Recentemente, ele conseguiu uma moradia popular no bairro do Brás, na região central. “O Manoel é uma pessoa muito especial para mim e muitos outros”.
A Solenidade foi proposta pelo vereador Jair Tatto (PT). Ele destacou o papel do ativista social nas reivindicações por moradia e também como ele contribui para a educação e formação política das pessoas de classes mais humildades da sociedade.
“É um dos maiores nomes da esquerda brasileira. Sempre foi um grande militante. É justa essa homenagem. A FLM que ele fundou tem um trabalho exemplar na moradia popular. A entidade não apenas ajuda com a necessidade de moradia, mas na formação política, de cidadão. Ou seja, todo um trabalho voltado ao ser humano por suas necessidades”, afirmou.
Surpresa
O homenageado se disse “surpreso” com o título de Cidadão Paulistano. O ativista começou sua vida política em 1968, na Igreja Católica, durante a Ditadura Militar. “Comecei com cursos de alfabetização porque já estava na faculdade”, lembra del Rio, que aprendeu a ler e escrever aos 15 anos.
Posteriormente, del Rio se dedicou em ministrar cursos de supletivo para operários da capital, ajudando os trabalhadores em terminar os estudos e entrar em universidades. “A luta vem desde a essa época. O foco na moradia veio na década de 80, com uma associação educativa na região da Mooca, atendendo pessoas que viviam em cortiços. Foi o primeiro grupo que organizamos”.
Hoje, a FLM trabalha tanto com moradores em situação de rua, quanto em ocupações. De acordo com ele, a luta por moradia é um caminho para alcançar o direito fundamental de se ter onde morar.

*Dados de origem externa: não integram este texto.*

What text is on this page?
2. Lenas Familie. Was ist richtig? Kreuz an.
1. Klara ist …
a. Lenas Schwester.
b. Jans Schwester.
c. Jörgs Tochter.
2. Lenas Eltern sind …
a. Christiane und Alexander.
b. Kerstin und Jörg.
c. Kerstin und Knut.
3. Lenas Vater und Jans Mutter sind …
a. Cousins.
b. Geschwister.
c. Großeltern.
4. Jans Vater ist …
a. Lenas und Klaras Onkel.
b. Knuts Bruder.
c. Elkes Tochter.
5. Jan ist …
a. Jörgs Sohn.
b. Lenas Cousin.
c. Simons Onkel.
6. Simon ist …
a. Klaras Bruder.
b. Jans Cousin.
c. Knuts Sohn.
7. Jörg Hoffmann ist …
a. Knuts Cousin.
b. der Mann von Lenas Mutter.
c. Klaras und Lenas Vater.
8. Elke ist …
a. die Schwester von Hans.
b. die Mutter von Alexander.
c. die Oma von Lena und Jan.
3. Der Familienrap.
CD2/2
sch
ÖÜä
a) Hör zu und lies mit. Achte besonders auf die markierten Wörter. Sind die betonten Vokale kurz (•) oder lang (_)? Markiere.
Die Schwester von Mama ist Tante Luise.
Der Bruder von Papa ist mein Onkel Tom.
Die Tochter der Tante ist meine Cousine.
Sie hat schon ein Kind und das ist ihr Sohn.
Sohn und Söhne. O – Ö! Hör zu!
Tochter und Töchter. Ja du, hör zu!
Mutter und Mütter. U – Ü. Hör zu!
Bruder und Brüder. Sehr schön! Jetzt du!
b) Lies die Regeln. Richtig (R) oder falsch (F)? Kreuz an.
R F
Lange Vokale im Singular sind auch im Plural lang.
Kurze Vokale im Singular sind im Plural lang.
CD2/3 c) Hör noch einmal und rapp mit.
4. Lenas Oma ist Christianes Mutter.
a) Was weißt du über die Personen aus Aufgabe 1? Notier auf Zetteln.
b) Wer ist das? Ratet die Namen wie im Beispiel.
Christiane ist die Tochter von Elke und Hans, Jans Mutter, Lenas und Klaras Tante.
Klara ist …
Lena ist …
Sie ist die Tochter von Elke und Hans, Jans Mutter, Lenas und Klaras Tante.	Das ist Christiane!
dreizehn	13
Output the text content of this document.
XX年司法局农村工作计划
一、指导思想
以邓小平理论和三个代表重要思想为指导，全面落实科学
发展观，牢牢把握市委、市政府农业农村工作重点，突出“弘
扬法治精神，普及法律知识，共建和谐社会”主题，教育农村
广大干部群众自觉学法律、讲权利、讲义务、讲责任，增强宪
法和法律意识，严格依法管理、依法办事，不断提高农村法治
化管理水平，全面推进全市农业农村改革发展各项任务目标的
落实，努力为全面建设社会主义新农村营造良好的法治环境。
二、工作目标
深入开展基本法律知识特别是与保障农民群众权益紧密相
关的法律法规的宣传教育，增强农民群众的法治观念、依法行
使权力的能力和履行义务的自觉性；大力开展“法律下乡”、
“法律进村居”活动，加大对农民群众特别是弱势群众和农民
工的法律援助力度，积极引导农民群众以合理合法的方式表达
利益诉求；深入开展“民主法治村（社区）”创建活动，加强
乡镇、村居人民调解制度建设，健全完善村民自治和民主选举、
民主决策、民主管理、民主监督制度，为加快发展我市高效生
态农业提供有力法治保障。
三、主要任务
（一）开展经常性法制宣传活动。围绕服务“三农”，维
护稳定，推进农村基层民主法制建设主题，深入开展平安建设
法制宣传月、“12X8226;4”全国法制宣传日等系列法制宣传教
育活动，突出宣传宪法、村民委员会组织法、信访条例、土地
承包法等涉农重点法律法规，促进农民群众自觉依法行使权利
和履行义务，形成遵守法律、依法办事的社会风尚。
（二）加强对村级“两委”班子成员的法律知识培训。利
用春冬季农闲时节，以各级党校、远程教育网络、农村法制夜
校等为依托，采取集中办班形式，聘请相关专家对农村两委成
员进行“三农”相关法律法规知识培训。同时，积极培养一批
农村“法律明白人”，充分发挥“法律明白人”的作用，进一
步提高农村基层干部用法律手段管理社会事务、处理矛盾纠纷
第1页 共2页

“O que procuramos fazer é mostrar que eles estão travando uma luta por um direito, por algo legal. Não estimulamos qualquer prática criminosa”, disse. Segundo ele, os prédios ocupados por sem-teto desobedecem a Lei, por exemplo, ao acumular dívidas de taxas públicas e ficarem abandonados.
Título mais do que justo. Parabéns!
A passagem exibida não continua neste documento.